The researchers’ analysis also showed that the rocky planet orbiting that star is nearly double Earth’s mass and more than twice Earth’s distance from the Sun. It is the first possible Earth-like world discovered orbiting a white dwarf. Other studies have revealed white dwarfs that host gas giant planets, along with bands of rubble that are thought to be the remnants of rocky planets, but nothing comparable to Earth.

The third object in the system appears to be a brown dwarf—a “failed star” that’s not massive enough to shine as a true star. It’s about 27 times the mass of Jupiter and orbits the white dwarf at about 22 times the Earth–Sun distance, according to the researchers, which would put it beyond Uranus in a comparison to our solar system.

A Glimpse at Earth’s Future?

During its time in the main sequence, a star fuses the hydrogen in its core to create helium. As that process ends, the star expands, becoming a red giant. The Sun, which is 4.6 billion years old, is expected to enter that phase in about 6–7 billion years, puffing up to dozens of times its current diameter. It will remain in this red giant phase for a billion years, after which it will expel its outer layers, leaving only its hot, dense, now-dead core: a white dwarf like the one at the center of KB200414.

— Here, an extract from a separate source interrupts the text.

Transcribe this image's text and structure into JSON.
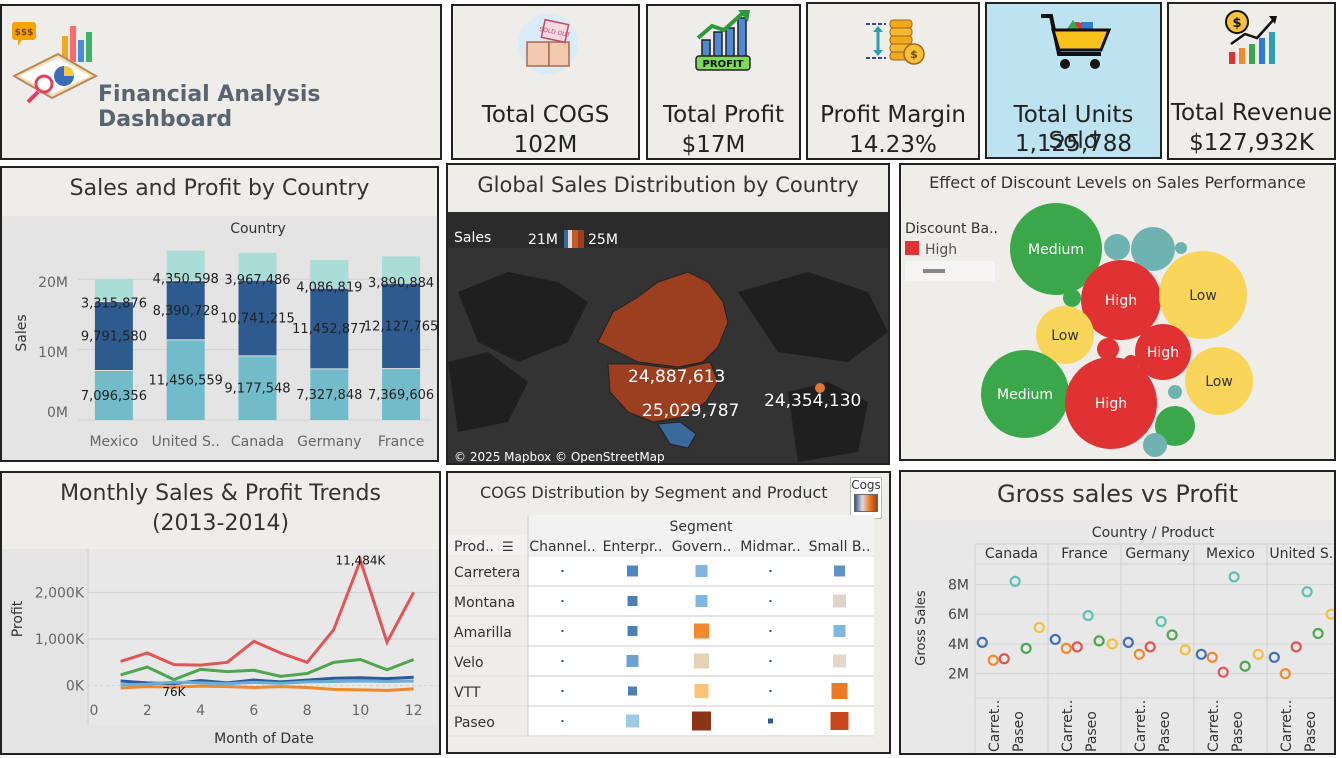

When the Sun becomes a red giant, it will engulf Mercury and Venus. Mars and the outer planets almost certainly will survive.

Earth’s fate is more difficult to foretell, however, because of the complicated nature of the Sun’s final days.

One possibility is that as the Sun loses mass and its gravitational grip on Earth weakens, our planet will migrate outward (though its oceans and atmosphere will have boiled away billions of years earlier). As it becomes a white dwarf, the Sun will lose half its mass, and Earth, if it survives, may expand its orbit to twice its current size, Zhang said. That’s about as far as KB200414’s rocky planet, suggesting it met a similar fate.

“Our solar system is relatively boring and stable today. But when the Sun begins to die, all bets are off. There are many studies of what will happen dynamically, and it’s not pretty.”

The scenario will be further complicated by the motions of the Sun’s other planets, especially Jupiter and Saturn, which can act as wrecking balls.

“Our solar system is relatively boring and stable today,” said Carl Melis, also an astrophysicist at the University of California, San Diego, who was not involved in the study but has collaborated with some of its authors in the past. “But when the Sun begins to die, all bets are off,” he added. “There are many studies of what will happen dynamically, and it’s not pretty.”

In the case of KB200414, the brown dwarf would have “wreaked absolute havoc” on other planets in the system as it moved away from the red giant, Melis said. “The brown dwarf would excite all kinds of weird things. I can’t even imagine what it would do to the planet.”

For that and other reasons, Melis doesn’t consider the architecture of the system proposed by Zhang and his colleagues settled. “It is a possible solution—even a reasonable solution. But it’s not 100% conclusive,” he said. “My personal take is they need to keep cracking.”

Extremely large ground-based telescopes, which are expected to come online early in the next decade, should reveal the white dwarf itself, allowing astronomers to confirm their scenario, Zhang said. And NASA’s Nancy Grace Roman Space Telescope, due to launch in 2027, should find many additional white dwarf planetary systems, he said. Those discoveries could provide additional clues to the bleak fate of Earth.

—Damond Benningfield, Science Writer

11 November 2024: This article was updated to clarify information about other white dwarf systems.